DIG / Le passage du Gabon au cap des 3 millions d’habitants d’ici 2030, selon les projections de la Direction Générale de la Statistique, représente un défi structurel majeur exigeant de transformer cette vitalité démographique en un levier de croissance économique durable.
Selon les projections, la population nationale devrait dépasser les 3 millions d’ici à 2030. Si cette croissance témoigne d’une vitalité certaine, elle place le pays face à une équation économique complexe : transformer ce « nombre » en un véritable moteur de développement.
Le dividende démographique : Une main-d’œuvre à valoriser
L’arrivée massive de jeunes sur le marché du travail est l’enjeu prioritaire. Pour absorber ces dizaines de milliers de nouveaux demandeurs d’emploi chaque année, l’économie gabonaise doit accélérer sa diversification.
Le passage d’une économie de rente pétrolière à une économie de transformation (bois, mines, agriculture) est la seule voie pour éviter une explosion du chômage structurel.
Services publics : L’impératif de l’investissement
Une hausse de la population de près de 25 % en quelques années impose un redimensionnement immédiat des infrastructures de base :
-Éducation et Santé : La construction d’écoles et l’extension de la couverture sanitaire (CNAMGS) deviennent des urgences budgétaires pour garantir la paix sociale.
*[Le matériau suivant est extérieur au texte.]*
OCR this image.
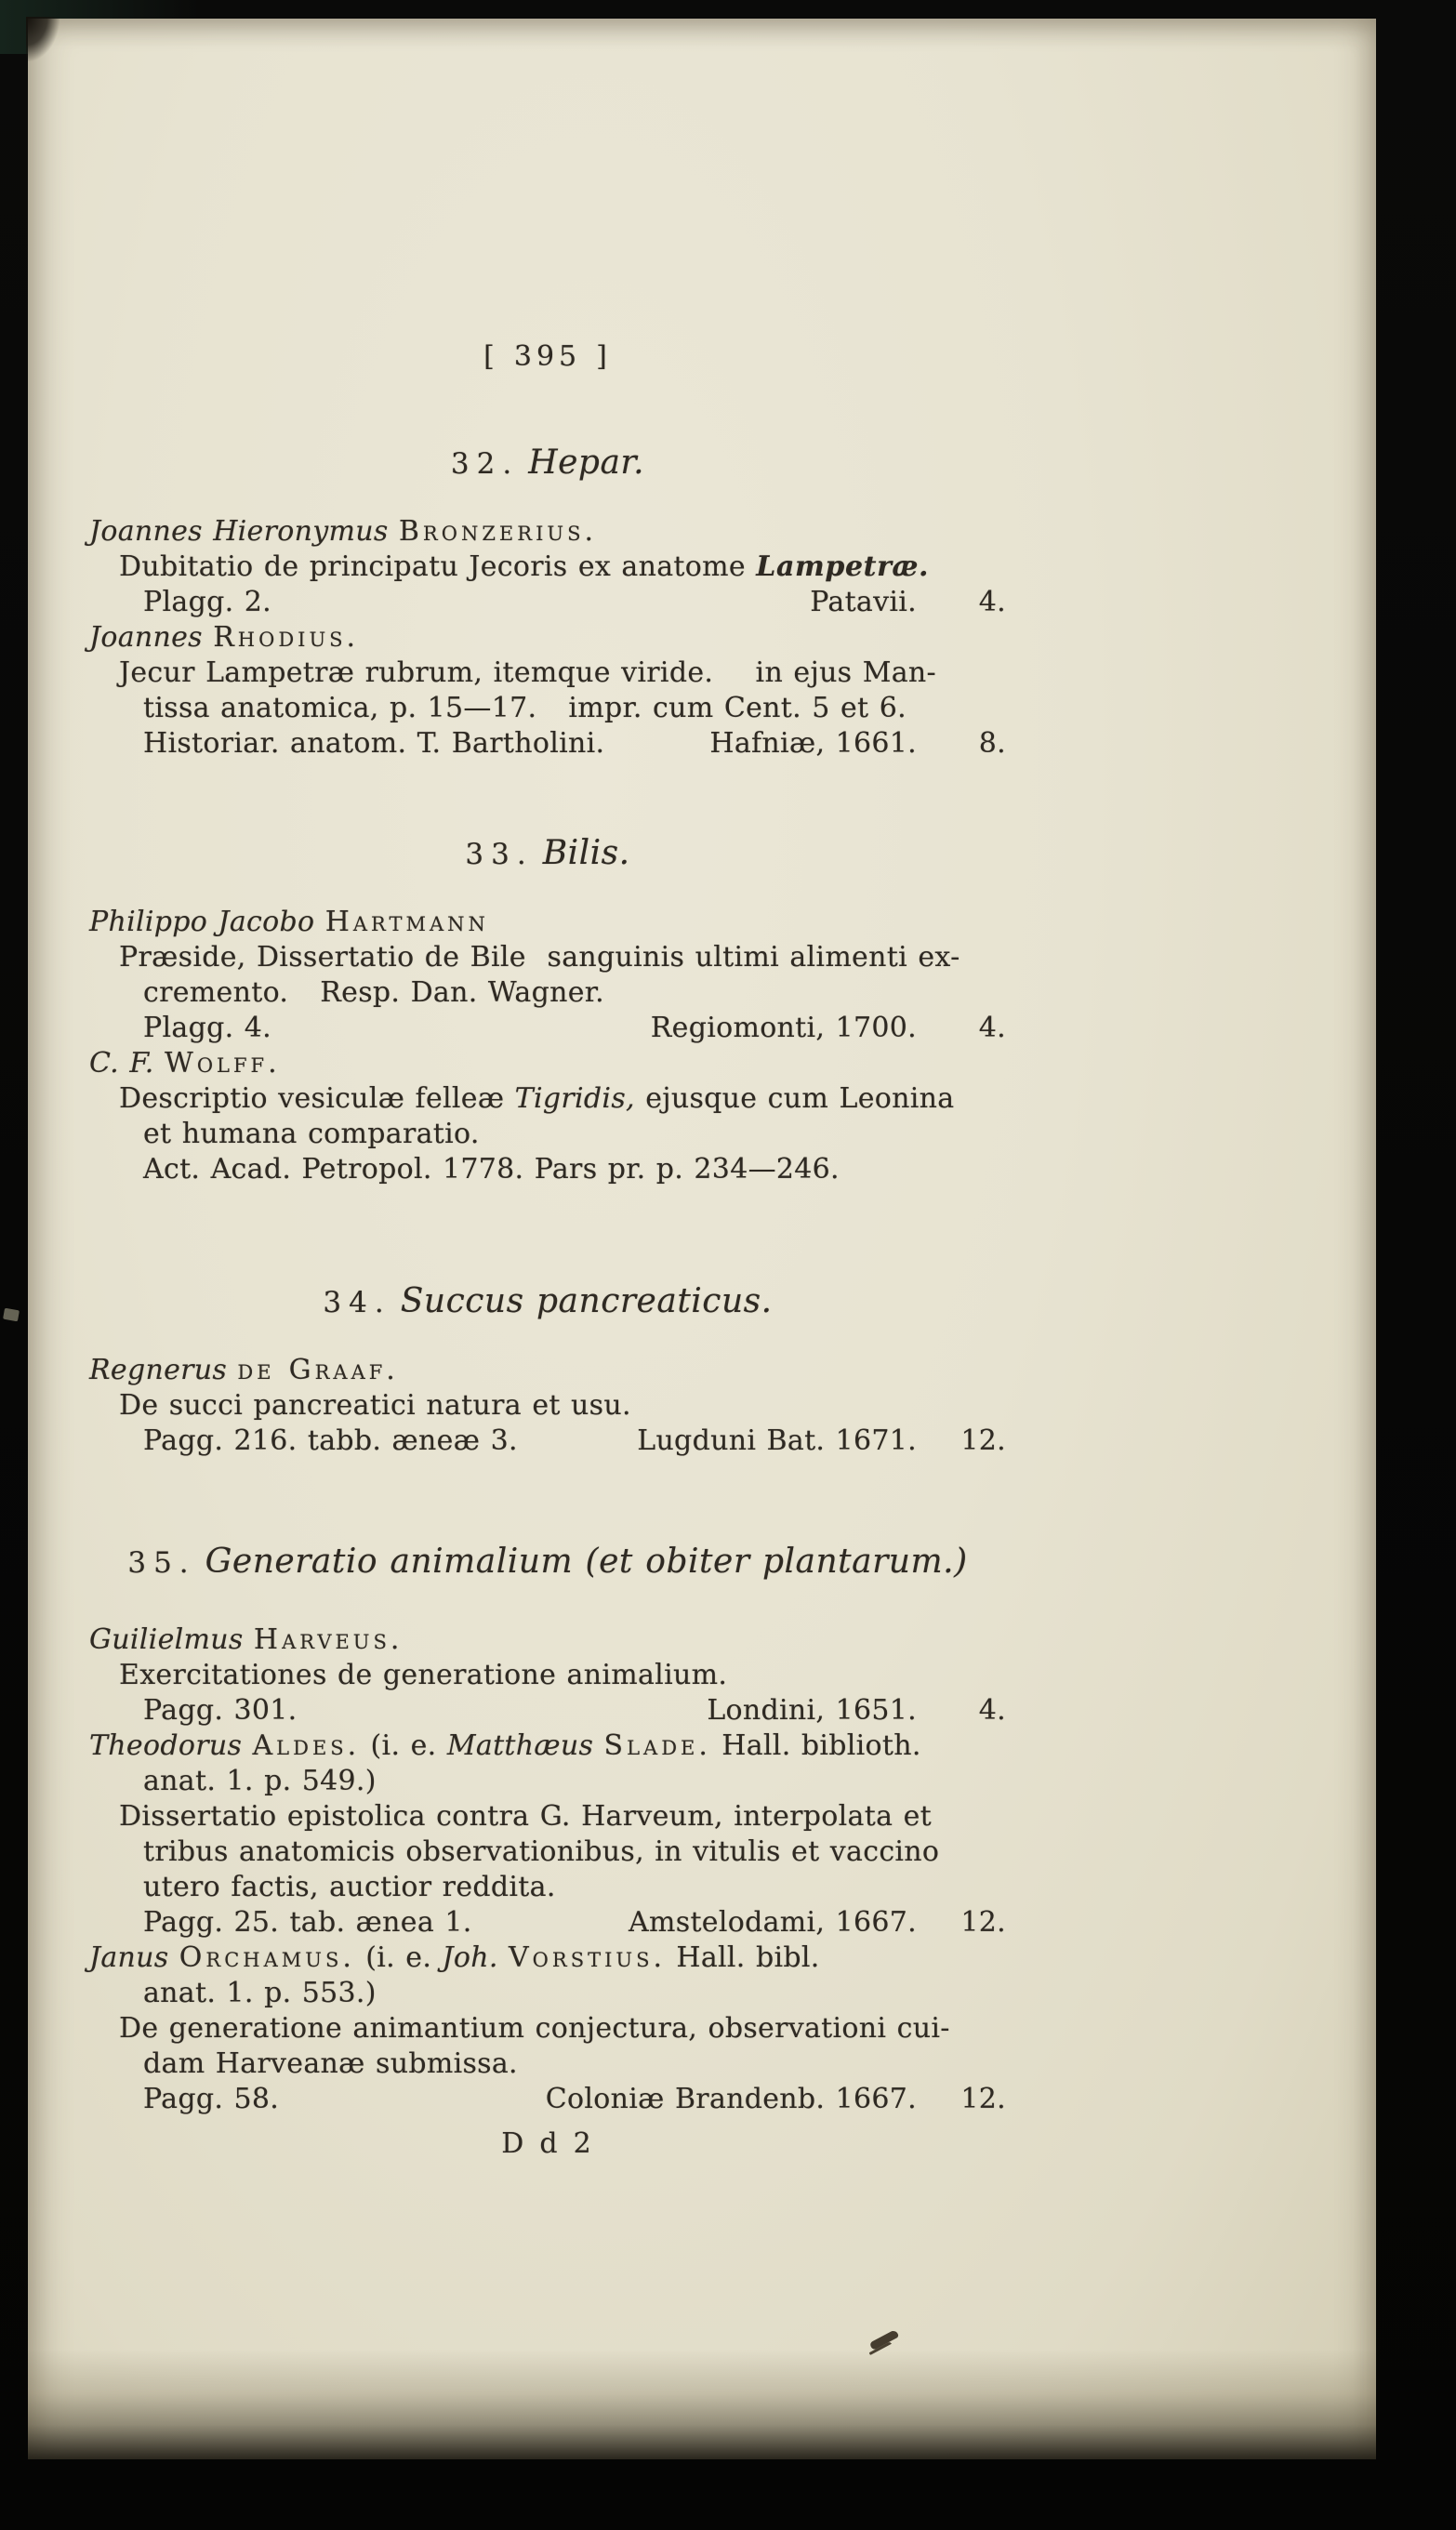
[ 395 ]
32. Hepar.
Joannes Hieronymus Bronzerius.
Dubitatio de principatu Jecoris ex anatome Lampetræ.
Plagg. 2.	Patavii.	4.
Joannes Rhodius.
Jecur Lampetræ rubrum, itemque viride.    in ejus Man-
tissa anatomica, p. 15—17.   impr. cum Cent. 5 et 6.
Historiar. anatom. T. Bartholini.	Hafniæ, 1661.	8.
33. Bilis.
Philippo Jacobo Hartmann
Præside, Dissertatio de Bile  sanguinis ultimi alimenti ex-
cremento.   Resp. Dan. Wagner.
Plagg. 4.	Regiomonti, 1700.	4.
C. F. Wolff.
Descriptio vesiculæ felleæ Tigridis, ejusque cum Leonina
et humana comparatio.
Act. Acad. Petropol. 1778. Pars pr. p. 234—246.
34. Succus pancreaticus.
Regnerus de Graaf.
De succi pancreatici natura et usu.
Pagg. 216. tabb. æneæ 3.	Lugduni Bat. 1671. 12.
35. Generatio animalium (et obiter plantarum.)
Guilielmus Harveus.
Exercitationes de generatione animalium.
Pagg. 301.	Londini, 1651.	4.
Theodorus Aldes. (i. e. Matthæus Slade. Hall. biblioth.
anat. 1. p. 549.)
Dissertatio epistolica contra G. Harveum, interpolata et
tribus anatomicis observationibus, in vitulis et vaccino
utero factis, auctior reddita.
Pagg. 25. tab. ænea 1.	Amstelodami, 1667. 12.
Janus Orchamus. (i. e. Joh. Vorstius. Hall. bibl.
anat. 1. p. 553.)
De generatione animantium conjectura, observationi cui-
dam Harveanæ submissa.
Pagg. 58.	Coloniæ Brandenb. 1667. 12.
D d 2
-Urbanisation : Libreville et Port-Gentil, déjà saturées, devront faire face à une demande de logements et de services (eau, électricité) sans précédent, stimulant le secteur du BTP mais menaçant l’équilibre des réseaux actuels.
Souveraineté alimentaire : Produire ou subir
Plus de 3 millions de bouches à nourrir signifie une augmentation mécanique de la consommation.
Si le Gabon ne gagne pas la bataille de l’autosuffisance (notamment sur le poulet de chair et les produits vivriers), la dépendance aux importations s’alourdira, exposant le pays à une inflation alimentaire importée.
Vers une nouvelle assiette fiscale
À terme, cette croissance démographique est une opportunité pour les finances publiques. Une base de consommateurs plus large signifie des recettes de TVA accrues et, à condition que l’emploi suive, une assiette fiscale élargie pour financer les projets de développement futurs.
En résumé, le passage aux 3 millions d’habitants est un test de résilience.
Le succès du Gabon dépendra de sa capacité à investir massivement dans son capital humain dès aujourd’hui, pour que 2030 soit l’année de l’émergence (enfin) et non celle d’une pression sociale insoutenable.